Earlier in April, gangs of South African youth carried out violent Xenophobic attacks on foreign Africans living and working in the South Africa which left 7 dead, several severely injured and thousands displaced loosing both houses and business. the whole world was shocked as these youths seemed to be unmoved by the fact that the media was keeping tracks of their violent activities.

The Jacob Zuma led South African government got a lot of heat too with governments in Africa and around the world accusing them of being in support of the attacks due to their slow response in condemning or doing anything to the irate and irresponsible youth.

The South African President, Jacob Zuma has given Africans something to think about on Monday, April 27, 2015, as he asked what the ‘foreign’ Africans were doing in South Africa also adding that the foreigners were adding to the problems in South Africa

“As much as we can have a problem alleged to be xenophobic, our brother countries contributed to this,” he said. “Why are the citizens not in their countries?”

The backlash the South African government saw other countries either evacuating their citizens from south Africa or boycotting South African businesses in their countries.

President Zuma said his government would take steps to strengthen immigration laws.
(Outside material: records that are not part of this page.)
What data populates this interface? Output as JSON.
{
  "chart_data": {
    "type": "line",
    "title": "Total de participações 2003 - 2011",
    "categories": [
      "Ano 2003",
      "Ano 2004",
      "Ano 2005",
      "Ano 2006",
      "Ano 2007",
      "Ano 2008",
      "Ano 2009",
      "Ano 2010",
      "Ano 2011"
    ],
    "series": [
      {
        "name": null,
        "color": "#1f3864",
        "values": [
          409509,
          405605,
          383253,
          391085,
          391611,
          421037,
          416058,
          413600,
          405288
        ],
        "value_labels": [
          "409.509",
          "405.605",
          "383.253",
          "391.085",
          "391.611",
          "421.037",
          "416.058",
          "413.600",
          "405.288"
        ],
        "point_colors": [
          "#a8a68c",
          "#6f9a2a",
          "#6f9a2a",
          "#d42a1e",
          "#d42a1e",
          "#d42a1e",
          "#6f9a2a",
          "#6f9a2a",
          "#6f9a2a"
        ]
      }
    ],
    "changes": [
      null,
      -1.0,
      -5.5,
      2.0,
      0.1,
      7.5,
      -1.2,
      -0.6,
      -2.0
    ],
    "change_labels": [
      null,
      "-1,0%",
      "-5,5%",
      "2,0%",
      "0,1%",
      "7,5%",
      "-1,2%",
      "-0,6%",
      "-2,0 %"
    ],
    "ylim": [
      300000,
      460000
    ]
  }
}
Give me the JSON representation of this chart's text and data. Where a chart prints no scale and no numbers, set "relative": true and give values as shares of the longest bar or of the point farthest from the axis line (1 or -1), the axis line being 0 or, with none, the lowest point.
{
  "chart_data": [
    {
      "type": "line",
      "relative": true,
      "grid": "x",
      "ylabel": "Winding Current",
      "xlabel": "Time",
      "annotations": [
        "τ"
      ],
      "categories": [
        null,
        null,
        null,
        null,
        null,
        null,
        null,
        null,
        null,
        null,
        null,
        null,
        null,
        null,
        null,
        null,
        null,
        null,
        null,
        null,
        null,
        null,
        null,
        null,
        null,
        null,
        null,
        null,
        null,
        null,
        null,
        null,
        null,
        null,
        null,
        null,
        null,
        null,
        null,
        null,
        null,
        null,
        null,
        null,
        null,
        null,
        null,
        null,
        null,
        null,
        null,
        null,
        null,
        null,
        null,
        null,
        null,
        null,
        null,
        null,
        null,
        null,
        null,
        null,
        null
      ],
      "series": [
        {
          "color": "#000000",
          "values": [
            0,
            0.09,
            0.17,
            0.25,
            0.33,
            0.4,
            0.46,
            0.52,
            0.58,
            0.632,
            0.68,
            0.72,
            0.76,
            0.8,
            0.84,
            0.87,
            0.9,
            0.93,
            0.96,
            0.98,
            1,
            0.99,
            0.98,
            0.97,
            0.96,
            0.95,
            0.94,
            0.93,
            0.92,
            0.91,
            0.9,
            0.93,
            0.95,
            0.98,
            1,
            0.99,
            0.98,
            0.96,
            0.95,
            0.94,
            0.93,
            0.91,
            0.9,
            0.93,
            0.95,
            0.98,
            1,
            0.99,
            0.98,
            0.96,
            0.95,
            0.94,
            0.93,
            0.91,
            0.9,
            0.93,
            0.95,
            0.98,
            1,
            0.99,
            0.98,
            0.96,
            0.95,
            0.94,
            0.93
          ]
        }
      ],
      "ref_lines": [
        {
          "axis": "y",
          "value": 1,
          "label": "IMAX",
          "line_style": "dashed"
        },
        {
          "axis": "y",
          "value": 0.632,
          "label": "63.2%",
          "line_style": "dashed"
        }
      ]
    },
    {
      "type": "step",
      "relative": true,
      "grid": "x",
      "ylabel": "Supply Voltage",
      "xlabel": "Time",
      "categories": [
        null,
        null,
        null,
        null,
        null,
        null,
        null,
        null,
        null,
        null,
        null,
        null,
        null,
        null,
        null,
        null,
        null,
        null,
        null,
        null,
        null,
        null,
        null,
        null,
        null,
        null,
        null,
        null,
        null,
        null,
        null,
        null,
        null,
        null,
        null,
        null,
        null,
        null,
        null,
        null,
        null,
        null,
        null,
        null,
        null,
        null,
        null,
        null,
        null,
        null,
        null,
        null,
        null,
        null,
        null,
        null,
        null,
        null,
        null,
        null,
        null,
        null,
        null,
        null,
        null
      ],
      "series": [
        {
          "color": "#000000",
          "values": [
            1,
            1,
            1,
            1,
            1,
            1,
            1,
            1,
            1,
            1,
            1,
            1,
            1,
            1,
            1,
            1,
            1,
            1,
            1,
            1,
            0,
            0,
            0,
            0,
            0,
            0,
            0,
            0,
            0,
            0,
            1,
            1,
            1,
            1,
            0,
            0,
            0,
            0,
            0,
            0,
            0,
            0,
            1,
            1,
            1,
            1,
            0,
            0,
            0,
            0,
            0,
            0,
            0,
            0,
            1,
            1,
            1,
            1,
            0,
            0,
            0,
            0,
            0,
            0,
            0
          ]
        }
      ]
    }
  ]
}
He said; “Some of them (immigrants) had very serious allegations against their own countries to explain why they are in South Africa,” Zuma said, speaking on Freedom Day that marks the country’s first democratic elections in 1994.

“In fact, some of them warned us that there is almost certainly another wave of refugees coming given the developments in their own countries.

“We have to address the underlying causes of the violence and tensions, which is the legacy of poverty, unemployment and inequality in our country and our continent and the competition for limited resources,” Zuma said.

Many South Africans have attributed the attacks to poverty and unemployment among its citizens as many undocumented immigrants taking jobs for less pay.